Vier Mal schneller als ein Mensch
Der Hochleistungsroboter eröffnet völlig neue Möglichkeiten für robotergestützte Kommissionierprozesse – besonders wenn mehrere Entnahme- und Bestückungspositionen einen großen Arbeitsbereich umfassen, wie es typisch für Lager- und Distributionszentren der Intralogistik ist. Malmgren erklärt: „Während ein Mensch ein Tempo von 300 bis 500 Pick-&-Place-Zyklen pro Stunde halten kann, schafft der HKM 1.800 über 2.000 Zyklen pro Stunde mit der Möglichkeit, viel weiter zu reichen, als es für einen Menschen zumutbar ist.“
Der Pick-&-Place-Roboter ist damit viermal schneller als ein Mensch und kann komplexe Waren wie Obst, Gemüse oder flexible Gegenstände in Kisten sortieren.

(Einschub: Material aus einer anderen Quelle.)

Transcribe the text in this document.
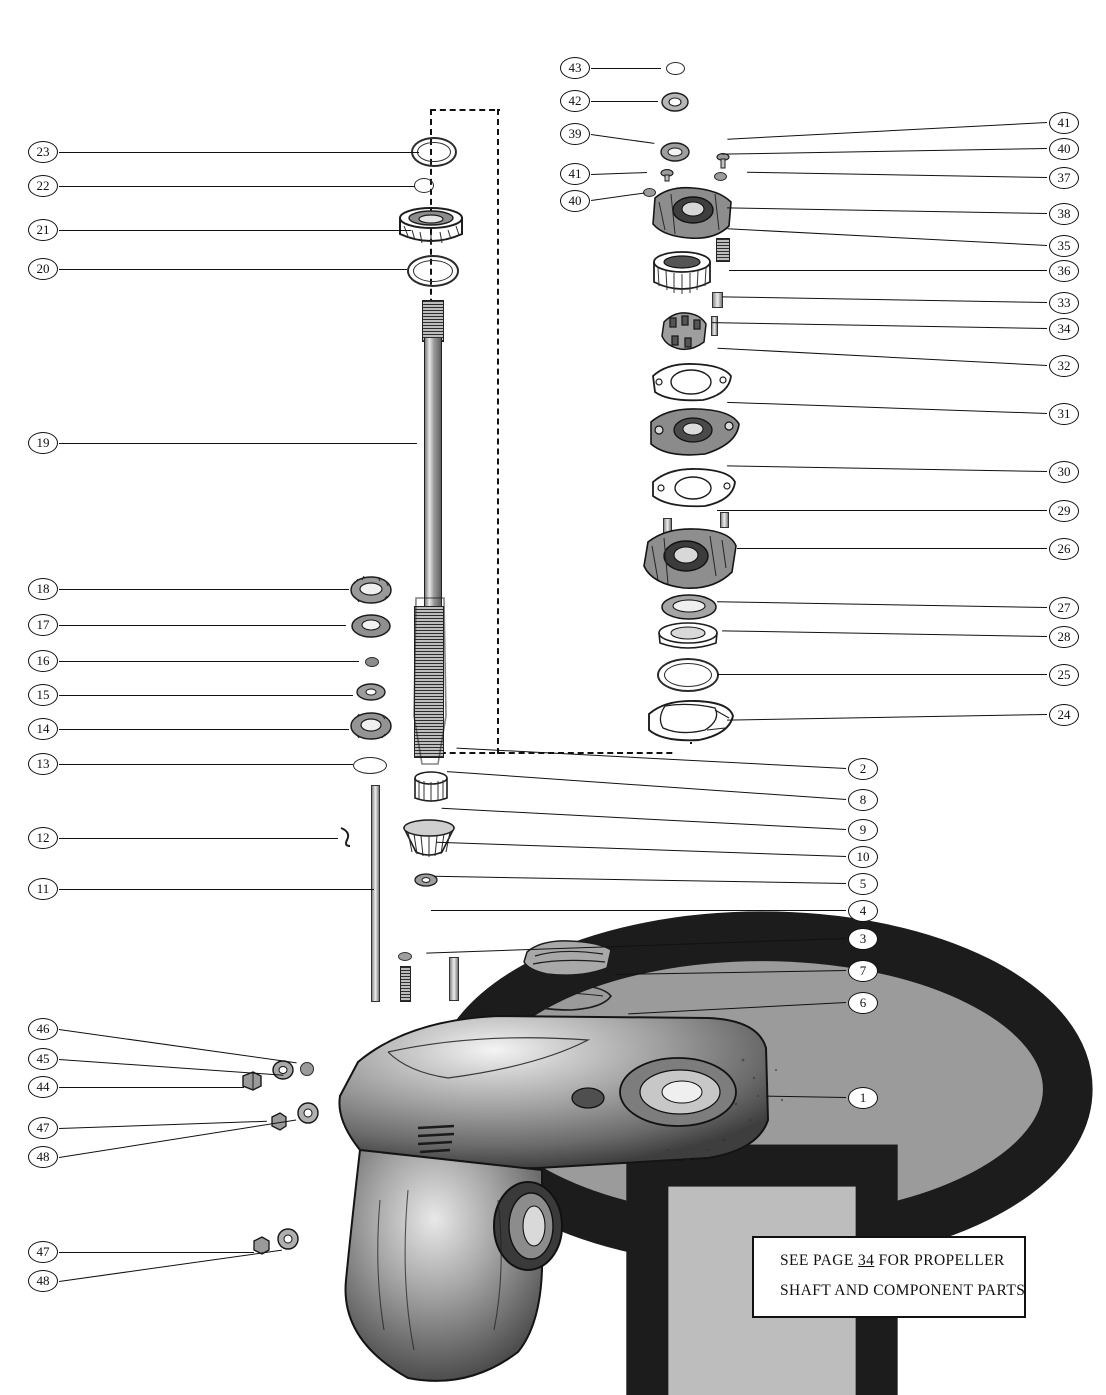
SEE PAGE 34 FOR PROPELLER
SHAFT AND COMPONENT PARTS
43
42
39
41
40
41
40
37
38
35
36
33
34
32
31
30
29
26
27
28
25
24
23
22
21
20
19
18
17
16
15
14
13
12
11
46
45
44
47
48
47
48
2
8
9
10
5
4
3
7
6
1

Im Vergleich zu üblichen Scara-, Delta- und 6-Achs-Robotern ist der HKM1800 für Pick-and-Place-Anwendungen mit überlegener Leistung optimiert und mit genau den richtigen Freiheitsgraden entworfen. Der HKM1800 schafft eine maximale Traglast von 7,5 kg und eine Reichweite von 1.800 mm und deckt einen Arbeitsbereich von 10 m2 ab.
Malmgren sagt: „Bei der Konstruktion hatten wir uns an den deutschen Fachwerkbrücken orientiert.“ Er besteht aus einem leichten Hochleistungsmaterial, die Arme sind aus Kohlefaser und für die Gelenke wird Aluminium verwendet.

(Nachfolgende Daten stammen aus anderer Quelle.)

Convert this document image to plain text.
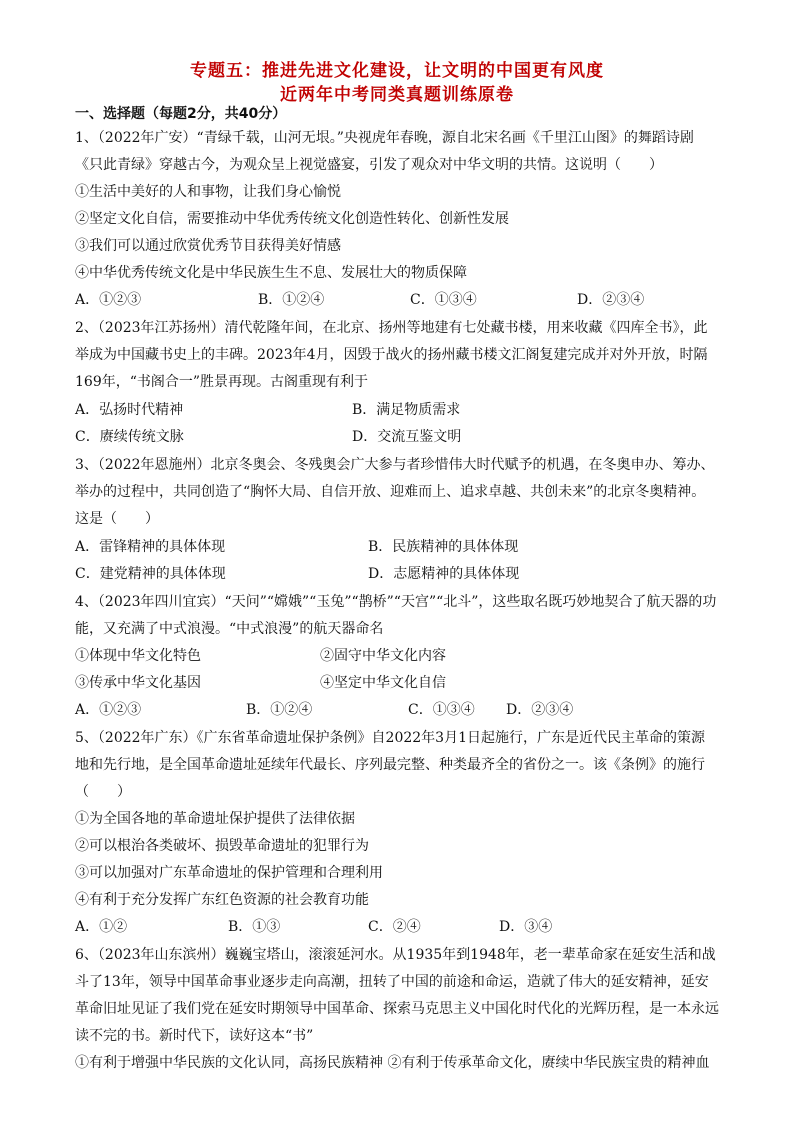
专题五：推进先进文化建设，让文明的中国更有风度
近两年中考同类真题训练原卷
一、选择题（每题2分，共40分）
1、（2022年广安）“青绿千载，山河无垠。”央视虎年春晚，源自北宋名画《千里江山图》的舞蹈诗剧
《只此青绿》穿越古今，为观众呈上视觉盛宴，引发了观众对中华文明的共情。这说明（　　）
①生活中美好的人和事物，让我们身心愉悦
②坚定文化自信，需要推动中华优秀传统文化创造性转化、创新性发展
③我们可以通过欣赏优秀节目获得美好情感
④中华优秀传统文化是中华民族生生不息、发展壮大的物质保障
A．①②③	B．①②④	C．①③④	D．②③④
2、（2023年江苏扬州）清代乾隆年间，在北京、扬州等地建有七处藏书楼，用来收藏《四库全书》，此
举成为中国藏书史上的丰碑。2023年4月，因毁于战火的扬州藏书楼文汇阁复建完成并对外开放，时隔
169年，“书阁合一”胜景再现。古阁重现有利于
A．弘扬时代精神	B．满足物质需求
C．赓续传统文脉	D．交流互鉴文明
3、（2022年恩施州）北京冬奥会、冬残奥会广大参与者珍惜伟大时代赋予的机遇，在冬奥申办、筹办、
举办的过程中，共同创造了“胸怀大局、自信开放、迎难而上、追求卓越、共创未来”的北京冬奥精神。
这是（　　）
A．雷锋精神的具体体现	B．民族精神的具体体现
C．建党精神的具体体现	D．志愿精神的具体体现
4、（2023年四川宜宾）“天问”“嫦娥”“玉兔”“鹊桥”“天宫”“北斗”，这些取名既巧妙地契合了航天器的功
能，又充满了中式浪漫。“中式浪漫”的航天器命名
①体现中华文化特色	②固守中华文化内容
③传承中华文化基因	④坚定中华文化自信
A．①②③	B．①②④	C．①③④ D．②③④
5、（2022年广东）《广东省革命遗址保护条例》自2022年3月1日起施行，广东是近代民主革命的策源
地和先行地，是全国革命遗址延续年代最长、序列最完整、种类最齐全的省份之一。该《条例》的施行
（　　）
①为全国各地的革命遗址保护提供了法律依据
②可以根治各类破坏、损毁革命遗址的犯罪行为
③可以加强对广东革命遗址的保护管理和合理利用
④有利于充分发挥广东红色资源的社会教育功能
A．①②	B．①③	C．②④	D．③④
6、（2023年山东滨州）巍巍宝塔山，滚滚延河水。从1935年到1948年，老一辈革命家在延安生活和战
斗了13年，领导中国革命事业逐步走向高潮，扭转了中国的前途和命运，造就了伟大的延安精神，延安
革命旧址见证了我们党在延安时期领导中国革命、探索马克思主义中国化时代化的光辉历程，是一本永远
读不完的书。新时代下，读好这本“书”
①有利于增强中华民族的文化认同，高扬民族精神 ②有利于传承革命文化，赓续中华民族宝贵的精神血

„Dabei haben wir alle Servomotoren und Getriebe an einem zentralen Punkt platziert, der sich kaum bewegt. Wir nutzen die Gesetze der Physik, die gesamte bewegte Masse ist ultraleicht, und alle schweren Dinge stehen im Grunde still“, gibt sich Malmgren begeistert. Der HKM1800 ist so konfiguriert, dass er äußerst wenig Masse bewegt, was Spitzenleistungen bei minimalem Energieverbrauch ermöglicht.

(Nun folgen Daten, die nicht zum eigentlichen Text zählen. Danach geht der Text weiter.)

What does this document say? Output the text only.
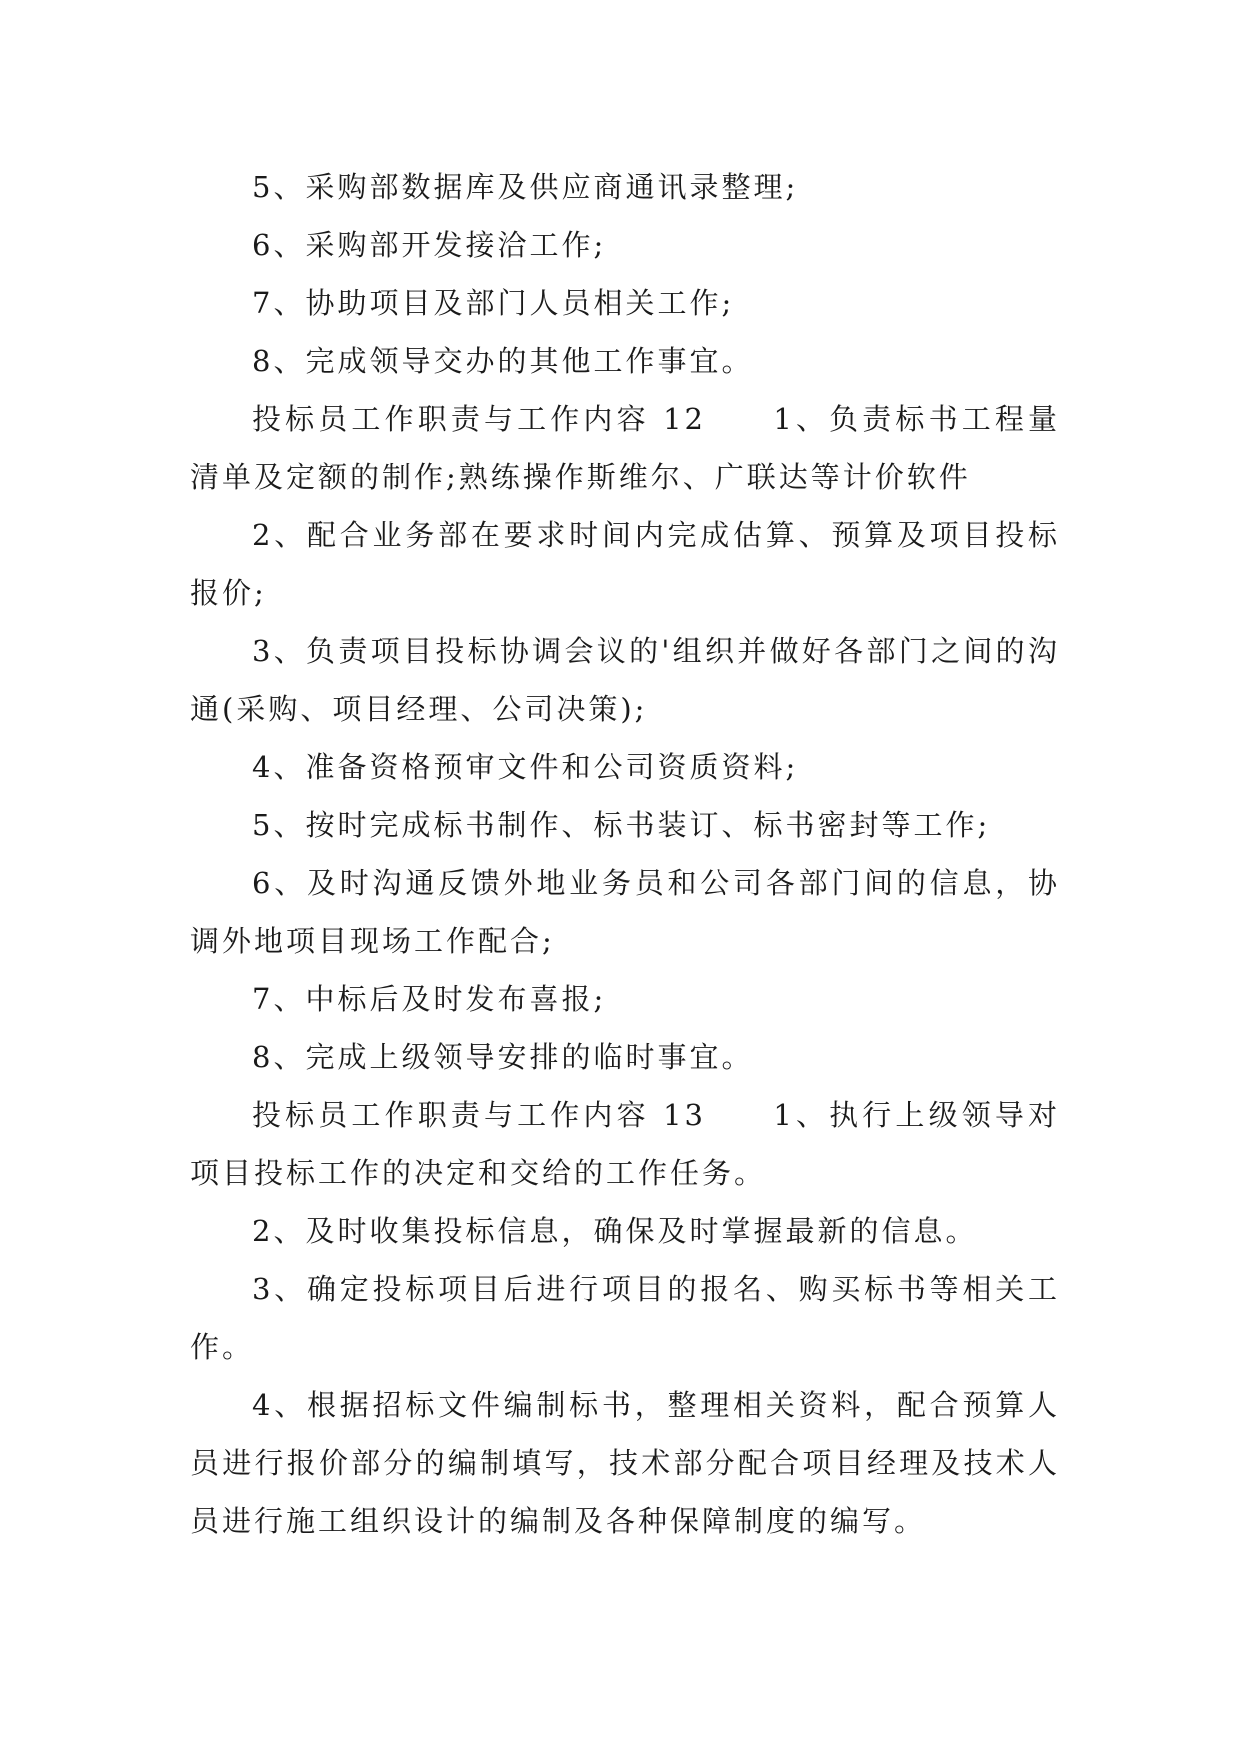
5、采购部数据库及供应商通讯录整理;

6、采购部开发接洽工作;

7、协助项目及部门人员相关工作;

8、完成领导交办的其他工作事宜。

投标员工作职责与工作内容 12　　1、负责标书工程量清单及定额的制作;熟练操作斯维尔、广联达等计价软件

2、配合业务部在要求时间内完成估算、预算及项目投标报价;

3、负责项目投标协调会议的'组织并做好各部门之间的沟通(采购、项目经理、公司决策);

4、准备资格预审文件和公司资质资料;

5、按时完成标书制作、标书装订、标书密封等工作;

6、及时沟通反馈外地业务员和公司各部门间的信息，协调外地项目现场工作配合;

7、中标后及时发布喜报;

8、完成上级领导安排的临时事宜。

投标员工作职责与工作内容 13　　1、执行上级领导对项目投标工作的决定和交给的工作任务。

2、及时收集投标信息，确保及时掌握最新的信息。

3、确定投标项目后进行项目的报名、购买标书等相关工作。

4、根据招标文件编制标书，整理相关资料，配合预算人员进行报价部分的编制填写，技术部分配合项目经理及技术人员进行施工组织设计的编制及各种保障制度的编写。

Energieeffizienter Roboter dank Konstruktion
Somit ist der HKM ein sehr energieeffizienter Roboter. Der Roboterarm wiegt nur etwa 25 kg, was bedeutet, dass er bei der Bewegung ein Minimum an Energie verbraucht. Dadurch kann er ohne große Energieverluste oder Wärmeentwicklung schnell beschleunigen und verlangsamen. Dies führt zu geringeren Energiekosten und vereinfacht die Installationsverfahren. „Wir stellen fest, dass Unternehmen mehr und mehr an diesen umweltfreundlichen Eigenschaften interessiert sind, um ihre Marken durch den Einsatz dieser sehr energieeffizienten Roboter zu stärken.“
Kebas Produktmanager Garstenauer hält fest: „Wir sind stolz darauf, Teil des HKM1800 zu sein. Dieses Projekt zeigt, wie unsere Kunden ihre Kerntechnologie auf der Grundlage unserer ausgereiften und leistungsstarken KeMotion-Roboterplattform implementieren und ihr Produkt schnell und zuverlässig auf den Markt bringen können.“
Keba durfte mit diesem Projekt die Grundlage für die Leistungsfähigkeit von Cognibotics bilden, einschließlich Servoantrieben, roboterspezifischer Sicherheitstechnik, Bewegungsplaner, Programminterpreter, mobilen Bedienlösungen und Schnittstellen zur Systemintegration.
Weltpremiere auf der automatica 2023
Cognibotics und Keba beschlossen ihre erfolgreiche Zusammenarbeit genau dort zu feiern, wo sie sich ein Jahr zuvor begegnet waren. Auf dem gemeinsamen Messestand der automatica 2023 wurde die HKM1800 erstmals der Weltöffentlichkeit präsentiert und es war ein voller Erfolg.
Als Bonus wurde der erste Kaufvertrag für das HKM1800 direkt auf dem Messestand feierlich unterzeichnet – von wem, das wird jedoch noch nicht verraten, da eine umfangreiche Integration stattfindet. In der Zwischenzeit hat ein anderes Unternehmen, Nowaste Logistic aus Helsingborg/Schweden, Geschichte geschrieben, indem es den Medien den ersten installierten HKM-Handlingsroboter präsentierte.
Das Unternehmen ist für seine Vorreiterrolle in der Lagerautomatisierung bekannt. Von seinen Terminals aus beliefert das Unternehmen eine Vielzahl von Kunden aus den unterschiedlichsten Branchen, von Lebensmitteln über Süßwaren bis hin zur Inneneinrichtung. Das Pilotprojekt begann Ende Februar 2024. Noch dieses Jahr sollen weitere Projekte folgen.